# Fearnet



## heresjohnny (Feb 15, 2006)

Comcast now has Fearnet on demand, and free. I thought a thread that reviewed movies on Fearnet would be cool.


----------



## slightlymad (May 25, 2006)

The sad part is the movies are for the most part bad. Like 13 ghosts is actually the 1930's original.


----------



## pyro (Oct 7, 2006)

ive been watching fearnet for about six months on and off some good , &some--o'please


----------



## skeletonowl (Aug 8, 2006)

hey it's free! Sounds like a good idea to review. I'll have to get it


----------



## GothicCandle (Mar 26, 2007)

slightlymad said:


> The sad part is the movies are for the most part bad. Like 13 ghosts is actually the 1930's original.


i perfer that version. I didnt like the remake.


----------



## heresjohnny (Feb 15, 2006)

pyro said:


> ive been watching fearnet for about six months on and off some good , &some--o'please


Are there any that you would recommend? I saw LifeForce, and it was as okay. Frozen bats in a comet, Mix between Alien and the old UFO British TV series (if you remember that). Some entertaining moments, good background, but I would not want to watch it without something else to do.


----------



## heresjohnny (Feb 15, 2006)

GothicCandle said:


> i perfer that version. I didnt like the remake.

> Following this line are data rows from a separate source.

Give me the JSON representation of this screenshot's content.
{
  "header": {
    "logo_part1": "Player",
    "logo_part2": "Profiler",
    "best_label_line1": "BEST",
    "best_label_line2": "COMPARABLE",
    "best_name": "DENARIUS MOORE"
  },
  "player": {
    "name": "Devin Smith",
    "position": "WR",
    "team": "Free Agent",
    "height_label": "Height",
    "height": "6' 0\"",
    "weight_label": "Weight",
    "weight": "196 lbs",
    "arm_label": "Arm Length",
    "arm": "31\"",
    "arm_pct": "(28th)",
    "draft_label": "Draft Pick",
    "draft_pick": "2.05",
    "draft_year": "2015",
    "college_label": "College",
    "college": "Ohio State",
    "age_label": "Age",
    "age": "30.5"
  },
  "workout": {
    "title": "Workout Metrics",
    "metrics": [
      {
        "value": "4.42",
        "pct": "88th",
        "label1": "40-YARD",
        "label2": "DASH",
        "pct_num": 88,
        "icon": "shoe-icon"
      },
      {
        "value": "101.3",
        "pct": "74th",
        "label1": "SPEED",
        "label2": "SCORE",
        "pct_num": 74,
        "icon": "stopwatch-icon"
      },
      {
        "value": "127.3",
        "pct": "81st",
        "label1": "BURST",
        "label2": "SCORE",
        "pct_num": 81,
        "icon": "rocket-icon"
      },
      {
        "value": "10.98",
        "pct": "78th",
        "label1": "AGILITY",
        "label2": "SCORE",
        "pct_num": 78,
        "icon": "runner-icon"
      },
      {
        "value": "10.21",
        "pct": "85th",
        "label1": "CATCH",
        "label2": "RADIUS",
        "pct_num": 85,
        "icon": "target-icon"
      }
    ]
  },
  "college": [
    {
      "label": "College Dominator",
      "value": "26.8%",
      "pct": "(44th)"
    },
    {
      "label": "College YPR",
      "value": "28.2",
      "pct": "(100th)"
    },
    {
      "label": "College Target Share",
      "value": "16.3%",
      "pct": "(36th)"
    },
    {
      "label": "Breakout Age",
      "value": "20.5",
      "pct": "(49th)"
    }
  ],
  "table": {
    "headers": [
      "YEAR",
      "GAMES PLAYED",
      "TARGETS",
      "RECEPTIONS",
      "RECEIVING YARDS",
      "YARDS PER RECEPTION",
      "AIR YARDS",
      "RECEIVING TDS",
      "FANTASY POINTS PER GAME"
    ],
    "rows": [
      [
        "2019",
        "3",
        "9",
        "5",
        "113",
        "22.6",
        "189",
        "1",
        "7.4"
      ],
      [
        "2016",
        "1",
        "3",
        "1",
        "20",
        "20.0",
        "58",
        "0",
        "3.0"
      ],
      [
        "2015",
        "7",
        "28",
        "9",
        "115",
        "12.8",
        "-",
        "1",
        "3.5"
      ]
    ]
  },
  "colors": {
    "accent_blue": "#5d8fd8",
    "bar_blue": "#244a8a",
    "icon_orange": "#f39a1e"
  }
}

I liked the remake okay, but I prefer cool looking monsters and effects over plot and content LOL. I will have to check out the old one.


----------



## heresjohnny (Feb 15, 2006)

*Gravedancers*

Watched this last night. I'd give it 2 stars, it kept me just interested enough to keep watching. Cool idea, some dude wandering the cemetery leaving cards around encouraging people to dance in the graveyard at night, which in turn pisses off the grave occupant. These folks happen to pick the graves of some really twisted corpses. Throw in the smart guy/psychic tells them they have to survive 28 days after dancing and then the curse is over...So so effects.


----------



## Revenant (Mar 17, 2007)

I saw that one. Up until the last 10 minutes I really liked it. Thought the climax was cheeseball but the rest of the movie was good enough to redeem it.


----------